The links between the two countries are also shown in the figure of Mehdi Ben Barka, who was Hassan II's teacher and studied at the University of Algiers. As for President Ben Bella, Aourid recalls that he surrounded himself with advisors, including the Moroccans Mohamed Tahiri Jouti and Salam Jebali. The former helped to lay the foundations of Algerian agriculture, which had been taken back from the hands of the large French settlers. 

The former schoolmate of Mohammed VI also recalls that many Algerian personalities lived in Morocco before his country's independence, such as Houari Boumediene, Abdelaziz Bouteflika, Larbi Belkheir, Kasdi Merbah, Yazid Zerhouni, Abdellatif Rahal, Cherif Belkacem and Chakib Khalil, among others.

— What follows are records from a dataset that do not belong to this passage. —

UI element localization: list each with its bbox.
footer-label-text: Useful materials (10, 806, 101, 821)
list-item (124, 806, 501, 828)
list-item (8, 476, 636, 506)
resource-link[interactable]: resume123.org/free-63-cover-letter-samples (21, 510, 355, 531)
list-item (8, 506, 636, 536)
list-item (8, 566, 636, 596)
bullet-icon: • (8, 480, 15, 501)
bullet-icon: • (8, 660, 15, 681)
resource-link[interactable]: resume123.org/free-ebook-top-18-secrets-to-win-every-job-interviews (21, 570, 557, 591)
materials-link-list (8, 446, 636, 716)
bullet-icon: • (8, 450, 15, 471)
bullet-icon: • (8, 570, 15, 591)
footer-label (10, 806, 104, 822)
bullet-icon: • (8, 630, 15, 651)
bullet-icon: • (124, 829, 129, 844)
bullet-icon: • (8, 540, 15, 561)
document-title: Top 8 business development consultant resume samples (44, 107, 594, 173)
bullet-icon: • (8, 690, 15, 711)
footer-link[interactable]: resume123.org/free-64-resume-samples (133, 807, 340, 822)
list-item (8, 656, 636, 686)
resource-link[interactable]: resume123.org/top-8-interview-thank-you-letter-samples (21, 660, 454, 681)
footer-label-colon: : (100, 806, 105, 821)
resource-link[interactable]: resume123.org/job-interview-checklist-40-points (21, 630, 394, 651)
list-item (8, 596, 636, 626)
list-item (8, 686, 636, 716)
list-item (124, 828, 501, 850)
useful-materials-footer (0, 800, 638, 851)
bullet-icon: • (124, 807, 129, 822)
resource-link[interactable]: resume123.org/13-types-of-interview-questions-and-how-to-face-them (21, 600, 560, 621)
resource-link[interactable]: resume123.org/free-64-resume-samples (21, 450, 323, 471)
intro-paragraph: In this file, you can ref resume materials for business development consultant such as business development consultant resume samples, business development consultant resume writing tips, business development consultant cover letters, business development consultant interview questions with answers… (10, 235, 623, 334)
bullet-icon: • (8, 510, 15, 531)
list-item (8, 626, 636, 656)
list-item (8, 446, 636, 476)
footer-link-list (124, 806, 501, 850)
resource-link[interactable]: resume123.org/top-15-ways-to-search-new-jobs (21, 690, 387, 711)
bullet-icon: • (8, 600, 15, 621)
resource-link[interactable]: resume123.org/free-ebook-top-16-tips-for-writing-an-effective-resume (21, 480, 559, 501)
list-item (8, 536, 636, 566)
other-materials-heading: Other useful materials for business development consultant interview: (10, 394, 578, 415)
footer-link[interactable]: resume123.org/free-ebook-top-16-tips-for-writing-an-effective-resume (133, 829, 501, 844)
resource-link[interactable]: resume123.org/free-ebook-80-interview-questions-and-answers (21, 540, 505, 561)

In the chapter of close relations, which this abrupt break in diplomatic relations will not be able to hide, is the organisation on Moroccan soil and with discreet official support, of the first Algerian Liberation Army arms factories, in which "internationalist fighters" such as the Argentine Roberto Muñiz, alias Mahmoud, worked, recalling that the five arms manufacturing workshops set up in Morocco were set up with the blind eye of Sultan Mohammed V and Crown Prince Hassan II. 

Although tension between the two main countries of the Maghreb has risen dangerously, making it easier for Polisario armed groups to make incursions into the Western Sahara area, the two peoples are reluctant to engage in a military adventure, from which no winner can emerge.